Members of Kamala Harris’s team asked Pennsylvania Gov. Josh Shapiro, who is Jewish, if he was an Israeli double agent, according to the potential 2028 presidential candidate’s new memoir.
The question came during the 2024 presidential campaign, as Harris weighed who she would choose as her running mate.
Shapiro was at the top of her list, along with Senator Mark Kelly and her eventual choice, Governor Tim Walz.
Now, in his book, Where We Keep the LightShapiro says Harris’ team was very interested in his background.
“If you were a double agent for Israel?” he wrote, describing his surprise at the question, in a passage that appeared from the New York Times.
According to him, the vetting team replied, “Well, we have to ask.”
Kamala Harris has been accused of asking a potential running mate if he was an Israeli spy (Getty Images)
Shapiro also alleged that Harris’ team wanted to know if he had communicated with an undercover Israeli agent.
According to him, Shapiro replied, “If they were hidden, I responded, how would I know?”
He later wrote that he understood the questioner, Dana Remus, a former White House counsel, was “just doing her job.”
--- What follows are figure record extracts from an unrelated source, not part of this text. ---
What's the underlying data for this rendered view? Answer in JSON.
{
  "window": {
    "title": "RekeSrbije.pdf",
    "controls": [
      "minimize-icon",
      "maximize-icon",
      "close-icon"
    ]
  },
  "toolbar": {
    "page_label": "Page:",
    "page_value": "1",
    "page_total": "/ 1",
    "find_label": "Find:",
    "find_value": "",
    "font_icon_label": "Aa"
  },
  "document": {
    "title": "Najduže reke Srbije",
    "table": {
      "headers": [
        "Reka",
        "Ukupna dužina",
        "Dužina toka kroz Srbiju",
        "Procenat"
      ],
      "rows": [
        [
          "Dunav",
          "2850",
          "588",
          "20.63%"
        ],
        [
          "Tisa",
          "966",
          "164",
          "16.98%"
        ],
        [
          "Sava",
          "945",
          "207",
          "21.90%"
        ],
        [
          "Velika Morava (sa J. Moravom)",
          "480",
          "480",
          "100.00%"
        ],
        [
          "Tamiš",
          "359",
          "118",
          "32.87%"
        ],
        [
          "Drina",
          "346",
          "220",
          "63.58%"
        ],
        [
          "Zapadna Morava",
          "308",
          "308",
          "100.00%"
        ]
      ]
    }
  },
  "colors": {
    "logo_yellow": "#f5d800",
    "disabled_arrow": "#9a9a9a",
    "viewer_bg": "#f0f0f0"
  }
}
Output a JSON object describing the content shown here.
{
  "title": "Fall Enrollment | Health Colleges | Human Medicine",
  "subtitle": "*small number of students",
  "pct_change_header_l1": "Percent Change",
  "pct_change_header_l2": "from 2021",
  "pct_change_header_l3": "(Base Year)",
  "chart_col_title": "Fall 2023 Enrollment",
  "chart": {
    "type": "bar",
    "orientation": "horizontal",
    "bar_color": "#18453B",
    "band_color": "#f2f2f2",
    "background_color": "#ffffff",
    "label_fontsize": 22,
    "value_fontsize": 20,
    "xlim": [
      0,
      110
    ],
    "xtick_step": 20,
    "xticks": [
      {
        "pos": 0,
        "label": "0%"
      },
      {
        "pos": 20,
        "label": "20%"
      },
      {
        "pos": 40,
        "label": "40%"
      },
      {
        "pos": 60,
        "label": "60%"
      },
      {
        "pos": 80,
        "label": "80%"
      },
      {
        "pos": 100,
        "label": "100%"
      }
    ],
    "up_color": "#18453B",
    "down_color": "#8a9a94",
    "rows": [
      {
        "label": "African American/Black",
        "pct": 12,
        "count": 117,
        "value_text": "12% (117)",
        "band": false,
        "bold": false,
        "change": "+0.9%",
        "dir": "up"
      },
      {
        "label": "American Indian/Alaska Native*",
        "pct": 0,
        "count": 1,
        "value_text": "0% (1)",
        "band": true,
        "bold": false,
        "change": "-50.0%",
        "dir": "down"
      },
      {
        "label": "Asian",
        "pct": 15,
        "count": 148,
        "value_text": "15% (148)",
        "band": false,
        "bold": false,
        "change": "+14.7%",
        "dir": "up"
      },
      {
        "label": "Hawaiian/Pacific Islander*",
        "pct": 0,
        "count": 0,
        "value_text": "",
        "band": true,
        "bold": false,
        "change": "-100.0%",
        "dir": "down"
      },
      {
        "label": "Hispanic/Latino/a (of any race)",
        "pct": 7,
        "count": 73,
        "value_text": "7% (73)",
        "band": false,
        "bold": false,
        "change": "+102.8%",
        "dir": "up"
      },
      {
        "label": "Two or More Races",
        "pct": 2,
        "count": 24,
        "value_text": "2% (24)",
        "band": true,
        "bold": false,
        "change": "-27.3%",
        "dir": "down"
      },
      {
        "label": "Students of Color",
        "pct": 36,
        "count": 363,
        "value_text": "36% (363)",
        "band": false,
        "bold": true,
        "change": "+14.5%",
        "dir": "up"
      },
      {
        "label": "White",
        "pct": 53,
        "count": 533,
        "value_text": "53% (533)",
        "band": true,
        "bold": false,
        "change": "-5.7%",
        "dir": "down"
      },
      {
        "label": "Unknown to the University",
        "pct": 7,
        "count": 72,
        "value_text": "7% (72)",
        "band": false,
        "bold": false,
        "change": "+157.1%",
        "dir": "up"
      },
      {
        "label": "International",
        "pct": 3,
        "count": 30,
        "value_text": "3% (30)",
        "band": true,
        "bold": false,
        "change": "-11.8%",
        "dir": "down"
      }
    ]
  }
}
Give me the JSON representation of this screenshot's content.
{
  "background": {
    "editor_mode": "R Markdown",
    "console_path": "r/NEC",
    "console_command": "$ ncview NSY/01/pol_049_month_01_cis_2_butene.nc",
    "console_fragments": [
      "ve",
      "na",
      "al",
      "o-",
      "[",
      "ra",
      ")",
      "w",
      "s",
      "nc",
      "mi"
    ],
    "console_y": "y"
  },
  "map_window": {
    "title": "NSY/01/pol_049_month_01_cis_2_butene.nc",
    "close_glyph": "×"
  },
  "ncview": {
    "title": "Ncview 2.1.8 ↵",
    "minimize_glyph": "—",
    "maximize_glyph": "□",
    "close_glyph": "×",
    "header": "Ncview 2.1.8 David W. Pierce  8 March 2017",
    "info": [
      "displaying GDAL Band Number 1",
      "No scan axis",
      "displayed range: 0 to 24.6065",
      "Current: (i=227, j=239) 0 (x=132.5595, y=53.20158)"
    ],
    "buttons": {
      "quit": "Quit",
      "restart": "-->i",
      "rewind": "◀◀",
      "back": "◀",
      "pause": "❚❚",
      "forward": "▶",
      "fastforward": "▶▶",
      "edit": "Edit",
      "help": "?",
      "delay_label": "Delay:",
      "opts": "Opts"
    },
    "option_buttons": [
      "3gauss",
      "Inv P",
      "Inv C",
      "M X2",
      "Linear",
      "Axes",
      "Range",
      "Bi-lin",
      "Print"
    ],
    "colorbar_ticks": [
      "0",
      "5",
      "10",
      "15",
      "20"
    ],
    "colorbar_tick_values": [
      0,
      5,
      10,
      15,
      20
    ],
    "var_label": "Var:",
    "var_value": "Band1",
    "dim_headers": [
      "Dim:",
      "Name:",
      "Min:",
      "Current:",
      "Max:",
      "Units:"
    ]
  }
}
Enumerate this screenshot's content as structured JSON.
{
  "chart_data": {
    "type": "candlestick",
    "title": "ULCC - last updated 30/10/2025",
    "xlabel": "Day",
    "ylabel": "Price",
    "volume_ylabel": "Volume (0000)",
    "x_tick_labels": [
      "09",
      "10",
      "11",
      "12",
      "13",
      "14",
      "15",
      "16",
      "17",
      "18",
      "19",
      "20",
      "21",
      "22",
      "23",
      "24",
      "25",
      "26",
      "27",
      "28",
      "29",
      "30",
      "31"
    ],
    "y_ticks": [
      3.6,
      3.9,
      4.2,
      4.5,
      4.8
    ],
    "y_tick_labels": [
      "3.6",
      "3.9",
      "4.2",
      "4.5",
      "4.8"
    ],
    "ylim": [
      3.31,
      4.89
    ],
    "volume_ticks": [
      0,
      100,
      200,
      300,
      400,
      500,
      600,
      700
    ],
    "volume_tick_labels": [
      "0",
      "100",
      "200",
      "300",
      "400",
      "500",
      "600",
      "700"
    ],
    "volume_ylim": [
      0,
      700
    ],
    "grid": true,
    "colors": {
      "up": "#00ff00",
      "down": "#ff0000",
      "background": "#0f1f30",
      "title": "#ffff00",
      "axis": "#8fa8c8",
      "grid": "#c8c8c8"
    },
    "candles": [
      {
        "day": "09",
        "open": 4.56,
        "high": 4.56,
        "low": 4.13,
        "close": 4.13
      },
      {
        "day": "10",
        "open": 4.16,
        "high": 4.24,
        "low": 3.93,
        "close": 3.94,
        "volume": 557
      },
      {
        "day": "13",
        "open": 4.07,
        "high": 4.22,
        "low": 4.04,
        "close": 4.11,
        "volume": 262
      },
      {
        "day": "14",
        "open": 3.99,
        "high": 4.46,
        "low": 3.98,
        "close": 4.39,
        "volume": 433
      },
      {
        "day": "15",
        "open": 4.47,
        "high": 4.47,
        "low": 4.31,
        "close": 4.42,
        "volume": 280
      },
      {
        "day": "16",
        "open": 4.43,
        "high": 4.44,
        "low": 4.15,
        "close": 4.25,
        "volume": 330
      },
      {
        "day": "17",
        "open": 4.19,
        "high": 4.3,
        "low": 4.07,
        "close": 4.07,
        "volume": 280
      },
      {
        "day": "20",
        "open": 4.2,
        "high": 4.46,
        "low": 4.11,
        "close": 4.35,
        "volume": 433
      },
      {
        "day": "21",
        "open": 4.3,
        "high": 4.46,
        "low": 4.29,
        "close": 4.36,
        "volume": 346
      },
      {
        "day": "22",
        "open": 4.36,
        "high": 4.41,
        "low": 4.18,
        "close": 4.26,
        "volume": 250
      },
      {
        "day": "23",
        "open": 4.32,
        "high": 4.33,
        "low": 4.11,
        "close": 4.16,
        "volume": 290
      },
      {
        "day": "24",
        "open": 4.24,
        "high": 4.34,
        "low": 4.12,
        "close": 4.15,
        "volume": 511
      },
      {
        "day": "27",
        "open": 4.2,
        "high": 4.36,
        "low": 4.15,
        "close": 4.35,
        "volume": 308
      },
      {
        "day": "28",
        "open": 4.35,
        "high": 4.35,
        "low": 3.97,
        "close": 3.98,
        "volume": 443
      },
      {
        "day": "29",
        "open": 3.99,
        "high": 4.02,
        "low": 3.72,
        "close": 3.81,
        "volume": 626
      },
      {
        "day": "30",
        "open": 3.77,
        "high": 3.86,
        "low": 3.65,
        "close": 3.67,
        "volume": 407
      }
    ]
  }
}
However, he added that he believed it “said a lot about some of the people around the VP.”
Kamala Harris will eventually lose the 2024 election, with her opponent, Donald Trump, winning in a landslide. At the time, many criticized her decision to pass over Shapiro, since he is the governor of the vital swing state of Pennsylvania.
In his book, which also appeared by The Atlanticthe Pennsylvania governor bemoaned when asked another question about Israel.
Harris interviewed Josh Shapiro to become her vice presidential running mate but ultimately passed on him (Copyright 2025 The Associated Press. All rights reserved.)
Harris’ team wanted to know if he would back down from his harsh criticism of students protesting against Israeli action in Gaza. He told its representatives that he remained firm in his position.
“It nagged at me that their questions weren’t really about substance,” he wrote. “Rather, they were questioning my ideology, my approach, my worldview.”
He also suggested that Harris had done her time as vice president, describing it as a position with little authority.
“I was surprised at how much she seemed to dislike the role,” Shapiro wrote. “She noted that her chief of staff would give me my directions, lamented that the vice president did not have a private bathroom in their office, and how difficult it was for her at times not to have a voice in decision-making.”
Harris later selected Minnesota Governor Tim Walz to serve as her running mate (EPA)
However, both Harris and Shapiro have very different accounts of their meeting during the vice presidential selection process.
Harris wrote in her memoirs, 107 Daysthat Shapiro appeared to have ambitions for power that exceeded the authority normally given to a vice president.
She also alleged that Shapiro had a “lack of discretion” during the trial and that he “wanted to be in the room for every decision.”
Harris added that she had “strong concerns” that Shapiro “would not be able to fulfill a role as number two.”
When asked by The Atlantic about his thoughts on Harris’ allegations in December 2025, Shapiro gave a furious response.
“This is complete and utter b*****t. I can tell you that her accounts are just blatant lies,” he said.
He offers a different account of events to Harris in Where We Keep the Lightand suggested that his remarks during the vice-presidential selection process had been “analyzed, misrepresented, and hijacked by members of the vice president’s team.”
Both Shapiro and Harris are expected to be leading candidates in the 2028 race for the White House.
Recent polls have suggested that Harris is the most likely candidate to become the Democratic nominee, although California Governor Gavin Newsom is also enjoying a surge in support.